I realise that for many years I have conflated these two concepts, and that we need to untangle them if we wish to make progress in understanding them and how they relate to one another. Recent dreams have helped with the former, which should perhaps have been obvious to me for a long time, namely that meaning in life is:
Not a thing,
not a charm of words
spoke plain, spoke clear,
or hidden in a secret book.
Nor can it be whispered
by a guru, into an adept's ear...
It is more something we inhabit, in the sense of simply living. There are levels to it, of course, some people are quite content to live at the very surface of their being – to pay the notion of 'meaning' no heed whatsoever. Others are driven to enquire more deeply into things, while the truly spiritual, the adepts of the mystical traditions, perhaps, approach the deepest layers of all. This is the idea I'm circling here, that we discover meaning not in revelation, or in a secret teaching, or at least we only do so to the extent that the revelation, the teaching, is that meaning only manifests in our relation, both to others and to the world.

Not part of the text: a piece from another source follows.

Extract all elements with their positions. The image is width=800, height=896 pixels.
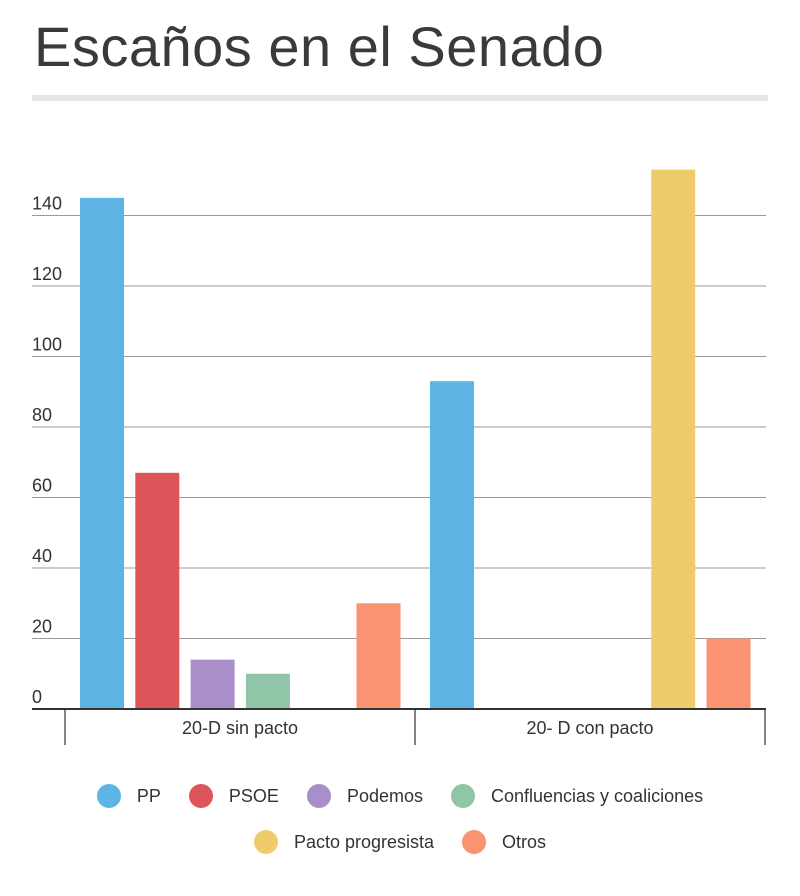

There is a dream-like quality to all of this. Sometimes we wake, only vaguely aware we have dreamed. We search our memory for slight traces, like catching the tails of shy creatures. But, once held, and gently, up they come, and the dream unfolds into memory. And so it is with meaning. It is the remembering of a deeper relationship. But such slender threads require a certain sensitivity of vision, a sensitivity for the connections by which we enter into that deeper relationship. Then the world is laid over with imagination, and the sense of meaning colours all things in more vivid tones.
But our sense of meaning is not a constant companion. More often we catch only glimpses of it in the day to day. At other times the world will seem flat and grey, like the Monday morning commute after a long holiday in the sun. Only certain states of mind will allow us to enter into deeper relationship. This begins I find, with opening oneself to the possibility. Also, if I dream of something, and carry that image with me throughout the day, treat it, at least as a phenomenon, with a certain seriousness, I feel relationship deepens. But this is not to say we understand anything in any greater detail, let alone the nature of reality. Indeed, all things remain mysterious, or even more mysterious than before.
To inhabit meaning, we seek understanding no more than we do when pulling on a comfortable old coat. The coat fits, we settle into it, we navigate our reality with a greater certitude, a greater confidence for the security against the elements it provides. Or, like in human friendship, we do not seek to understand its nature, or the genesis of our connection, but only draw strength and completeness from that sense of meaningful relationship. Such things are elusive to analysis, yet we pursue them anyway, perhaps because even the search for meaning is itself another facet of meaning in disguise.
Having then established at least a notion of what meaning might be, we realise what we are left with is reality. The two exist in relationship, reality being in a sense the stage on which meaning is enacted. So yes, while they are in a sense conflated, and confusion is understandable, we must be careful not to mistake the one for the other. But it is also true our moments of heightened meaning also grant clues as to the possible nature of the reality we inhabit.
For centuries now, and especially in western culture, the light of a life's meaning has gradually dimmed in exchange for the metaphysical assumption our world, our universe is entirely material in nature. In such a world as this, imagination becomes downgraded as merely a source of fiction, rather than being itself a means of sensing and intuiting the nature of reality. Yet it is through the agency of our interiority, our imaginations, humans can achieve, at times, their sense of greatest connection, moments of a profound deepening of our relationship with reality.
A recurring insight reported by adepts of many traditions is that of a fundamental misunderstanding regarding the concept of material reality, and our apparent separateness from it. On the one hand this separateness seems a sensible position to take. From birth, we are aware of our own private interiority – our thoughts, our feelings, our memories, things to which no one else has access unless we choose to share them. And then there is the world, the sensed reality – seen, touched, heard, and smelled. Our senses bring that world into our personal awareness. But then there are also these rare, yet widely reported moments, when the inside/outside barrier appears to dissolve. With it comes an insight that the world, the universe, is itself an interiority – or rather that self and universe are aspects of the same greater interiority, that reality is in essence imaginal.
Perhaps, then, we should think more of the meaning of life, and the nature of reality as companions. The discovery of meaning is not the explanation of reality, nor reality the explanation of meaning. One belongs to the way we inhabit the world; the other to the mystery we abide in. Yet by attending carefully to dreams, to imagination, to those moments when relationship deepens beyond the merely functional, we may discover that each illuminates the other in ways that deepen our relationship with the mystery of both the universe and our own selves.
Will we ever understand either completely? For all the keenness of our enquiry, perhaps that isn't the point, that it is enough to live as though the world were deeper than it appears, and allow its mystery to continue unfolding within us.